Jika terdapat identifikasi sementara, seperti gigi dan catatan
medis harus diperoleh oleh penyidik. Kegunaan dari catatan ini tergantung dari
spesifitas dan keakuratannya. Salah satu cara untuk mengidentifikasi tubuh yang
hangus dilakukan pemeriksaan radiologi. Jika kecocokan antara informasi
antemortem dan postmortem tidak jelas, ketetapannya masih dapat masih dapat
diperkuat oleh ahli patologi dan ahli lainnya yang terlibat. Jika metode
pembanding konvensional tidak jelas, maka gigi dan tulang dapat digunakan untuk
analisa DNA.
Luka akibat kekerasan tumpul diakibatkan oleh benda yang
memiliki permukaan tumpul. Luka yang terjadi dapat berupa memar (kontusio,
hematom), luka lecet (ekskoriasi, abrasi) dan luka terbuka/robek (vulnus
laseratum).
Racun ialah zat yang bekerja pada tubuh secara kimiawi dan
fisiologik yang dalam dosis toksik akan menyebabkan gangguan kesehatan atau mengakibatkan
kematian.
Factor yang mempengaruhi keracunan adalah cara masuk, umur,
kondisi tubuh, kebiasaan, idiosinkrasi dan alergi, serta waktu pemberian. Dalam
menangani kasus kematian akibat keracunan perlu dilakukan beberapa pemeriksaan
penting yaitu pemeriksaan di tempat kejadian, autopsy dan analisis
toksikologik.
Keracunan arsen
Senyawa arsen dahulu sering digunakan sebagai racun untuk
membunuh orang lain, dan tidaklah mustahil dapat ditemukan kasus peracunan
dengan Arsen di masa sekarang ini. Disamping itu, keracunan arsen kadang-kadang
dapat terjadi karena kecelakaan dalam industri dan pertanian akibat
memakan/meminum makanan/minuman yang terkontaminasi dengan arsen. Kematian
akibat keracunan arsen tidak menimbulkan kecurigaan karena gejala keracunan
akutnya menyerupai gejala gangguan gastrointestinal yang hebat sehingga dapat
didiagnosa salah sebagai suatu penyakit.
Arsen dapat masuk ke dalam tubuh melalui mulut, inhalasi (pada
debu arsen dan arsin) dan melalui kulit. Setelah diabsorbsi melalui mukosa
usus, arsen kemudian ditimbun dalam hati, ginjal, kulit dan tulang. Pada
keracunan kronik arsen juga ditimbun dalam jaringan-jaringan lain, misalnya
kuku dan rambut yang banyak mengandung keratin yang mengandung disulfide.

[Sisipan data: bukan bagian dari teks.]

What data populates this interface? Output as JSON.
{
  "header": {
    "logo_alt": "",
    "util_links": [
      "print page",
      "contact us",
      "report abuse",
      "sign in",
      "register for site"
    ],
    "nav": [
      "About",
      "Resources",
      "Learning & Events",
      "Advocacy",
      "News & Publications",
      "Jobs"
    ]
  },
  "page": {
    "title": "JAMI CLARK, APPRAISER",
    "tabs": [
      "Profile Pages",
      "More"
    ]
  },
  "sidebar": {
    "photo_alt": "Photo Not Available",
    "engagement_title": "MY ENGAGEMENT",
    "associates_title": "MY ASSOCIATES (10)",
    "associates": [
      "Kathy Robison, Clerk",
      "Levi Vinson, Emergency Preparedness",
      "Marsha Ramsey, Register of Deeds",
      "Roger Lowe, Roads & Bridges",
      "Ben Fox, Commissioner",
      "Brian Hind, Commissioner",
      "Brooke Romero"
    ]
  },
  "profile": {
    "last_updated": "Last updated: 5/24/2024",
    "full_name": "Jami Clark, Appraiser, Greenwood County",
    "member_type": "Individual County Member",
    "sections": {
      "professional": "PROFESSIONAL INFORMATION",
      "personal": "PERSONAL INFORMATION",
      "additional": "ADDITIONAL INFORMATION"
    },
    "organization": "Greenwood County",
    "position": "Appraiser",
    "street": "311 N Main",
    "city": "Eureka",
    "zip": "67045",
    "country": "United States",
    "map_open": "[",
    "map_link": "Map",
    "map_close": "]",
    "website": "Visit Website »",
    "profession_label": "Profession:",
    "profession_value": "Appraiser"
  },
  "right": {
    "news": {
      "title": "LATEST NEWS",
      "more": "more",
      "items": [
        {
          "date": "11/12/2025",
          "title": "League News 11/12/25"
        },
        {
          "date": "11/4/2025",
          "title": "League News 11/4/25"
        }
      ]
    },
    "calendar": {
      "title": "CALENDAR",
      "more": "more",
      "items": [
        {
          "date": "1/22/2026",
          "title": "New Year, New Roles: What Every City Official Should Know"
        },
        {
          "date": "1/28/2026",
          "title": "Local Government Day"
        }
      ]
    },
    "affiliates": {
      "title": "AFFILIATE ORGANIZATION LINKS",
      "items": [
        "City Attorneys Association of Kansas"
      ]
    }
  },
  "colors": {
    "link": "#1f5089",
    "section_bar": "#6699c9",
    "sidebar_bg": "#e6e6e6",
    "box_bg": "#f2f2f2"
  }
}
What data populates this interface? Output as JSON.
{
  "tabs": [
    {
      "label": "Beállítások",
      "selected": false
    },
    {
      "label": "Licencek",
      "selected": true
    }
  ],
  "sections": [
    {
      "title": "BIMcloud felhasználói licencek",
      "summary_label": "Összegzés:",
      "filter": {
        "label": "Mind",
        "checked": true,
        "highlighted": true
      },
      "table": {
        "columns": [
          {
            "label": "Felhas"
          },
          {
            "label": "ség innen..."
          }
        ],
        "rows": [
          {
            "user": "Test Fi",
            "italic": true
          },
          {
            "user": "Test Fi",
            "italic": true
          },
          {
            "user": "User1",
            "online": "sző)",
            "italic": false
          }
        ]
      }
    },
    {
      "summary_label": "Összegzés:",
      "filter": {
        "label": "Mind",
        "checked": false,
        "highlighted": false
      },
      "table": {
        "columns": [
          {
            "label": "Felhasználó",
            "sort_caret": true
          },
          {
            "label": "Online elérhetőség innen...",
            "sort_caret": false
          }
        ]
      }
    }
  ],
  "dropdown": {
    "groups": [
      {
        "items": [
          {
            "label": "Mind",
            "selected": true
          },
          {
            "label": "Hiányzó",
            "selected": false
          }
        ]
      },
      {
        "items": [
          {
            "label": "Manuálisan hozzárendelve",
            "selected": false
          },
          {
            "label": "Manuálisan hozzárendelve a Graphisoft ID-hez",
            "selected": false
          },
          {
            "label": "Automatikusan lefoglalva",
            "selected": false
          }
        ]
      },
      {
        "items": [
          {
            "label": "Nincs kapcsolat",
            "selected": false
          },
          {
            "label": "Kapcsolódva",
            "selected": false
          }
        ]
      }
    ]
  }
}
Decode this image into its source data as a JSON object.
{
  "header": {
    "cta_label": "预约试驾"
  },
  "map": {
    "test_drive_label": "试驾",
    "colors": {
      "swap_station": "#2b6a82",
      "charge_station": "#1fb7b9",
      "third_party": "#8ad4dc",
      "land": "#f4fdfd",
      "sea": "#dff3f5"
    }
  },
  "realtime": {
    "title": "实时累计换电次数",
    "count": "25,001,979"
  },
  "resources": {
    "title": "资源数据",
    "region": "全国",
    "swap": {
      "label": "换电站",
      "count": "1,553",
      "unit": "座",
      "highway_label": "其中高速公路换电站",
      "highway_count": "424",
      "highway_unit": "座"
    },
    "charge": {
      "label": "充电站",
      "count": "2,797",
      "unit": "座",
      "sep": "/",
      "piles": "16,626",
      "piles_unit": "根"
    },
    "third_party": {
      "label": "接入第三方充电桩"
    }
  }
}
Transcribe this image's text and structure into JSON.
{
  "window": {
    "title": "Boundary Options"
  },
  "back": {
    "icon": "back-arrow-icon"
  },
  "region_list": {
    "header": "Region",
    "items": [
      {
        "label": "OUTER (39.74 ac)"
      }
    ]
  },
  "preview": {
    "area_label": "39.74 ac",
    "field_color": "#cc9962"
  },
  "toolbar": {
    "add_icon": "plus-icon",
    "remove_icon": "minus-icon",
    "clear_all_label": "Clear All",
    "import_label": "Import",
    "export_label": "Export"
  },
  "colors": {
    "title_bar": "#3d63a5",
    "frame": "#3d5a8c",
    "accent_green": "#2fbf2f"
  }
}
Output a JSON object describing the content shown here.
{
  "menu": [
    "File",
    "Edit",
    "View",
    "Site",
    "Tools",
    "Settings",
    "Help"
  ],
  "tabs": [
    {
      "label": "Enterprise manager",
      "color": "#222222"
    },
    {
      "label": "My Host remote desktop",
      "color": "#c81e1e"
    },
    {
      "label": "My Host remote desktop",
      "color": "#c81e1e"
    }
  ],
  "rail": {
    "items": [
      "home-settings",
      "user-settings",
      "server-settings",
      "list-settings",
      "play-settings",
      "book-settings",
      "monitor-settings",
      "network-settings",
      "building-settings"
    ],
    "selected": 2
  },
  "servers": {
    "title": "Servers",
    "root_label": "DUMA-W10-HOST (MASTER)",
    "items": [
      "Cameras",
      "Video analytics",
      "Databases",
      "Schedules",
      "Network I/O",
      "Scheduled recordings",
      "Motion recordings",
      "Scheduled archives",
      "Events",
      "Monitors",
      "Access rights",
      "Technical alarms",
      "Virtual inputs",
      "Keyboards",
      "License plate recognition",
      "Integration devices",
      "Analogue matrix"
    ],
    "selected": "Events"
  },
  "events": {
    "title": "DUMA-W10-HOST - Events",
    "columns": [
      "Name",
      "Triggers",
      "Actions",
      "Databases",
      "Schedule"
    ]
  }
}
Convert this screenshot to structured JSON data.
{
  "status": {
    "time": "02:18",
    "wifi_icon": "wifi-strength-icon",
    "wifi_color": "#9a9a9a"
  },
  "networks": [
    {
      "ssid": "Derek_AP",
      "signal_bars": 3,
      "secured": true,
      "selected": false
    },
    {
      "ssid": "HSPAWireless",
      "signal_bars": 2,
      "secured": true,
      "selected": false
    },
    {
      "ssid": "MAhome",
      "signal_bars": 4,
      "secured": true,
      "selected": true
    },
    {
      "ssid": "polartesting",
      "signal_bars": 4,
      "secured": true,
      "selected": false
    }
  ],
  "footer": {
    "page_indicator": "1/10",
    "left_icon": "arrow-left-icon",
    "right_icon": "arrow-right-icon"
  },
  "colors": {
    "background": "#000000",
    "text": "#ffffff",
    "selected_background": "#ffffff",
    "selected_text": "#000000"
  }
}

Ekskresi terjadi dengan lambat melalui feses dan urine sehingga dapat terjadi
akumulasi dalam tubuh.
Pada orang dewasa ambang batas normal pada urine 100µg/L, rambut
0,5 mg/kg, dan kuku 0,5 mg/kg. kadar dalam rambut pada keracunan 0,75 mg/kg dan
pada kuku 1 mg/kg atau lebih. Dalam urine arsen dapat ditemukan dalam waktu 5
jam setelah diminum dan dapat terus ditemukan hingga 10 – 12 hari.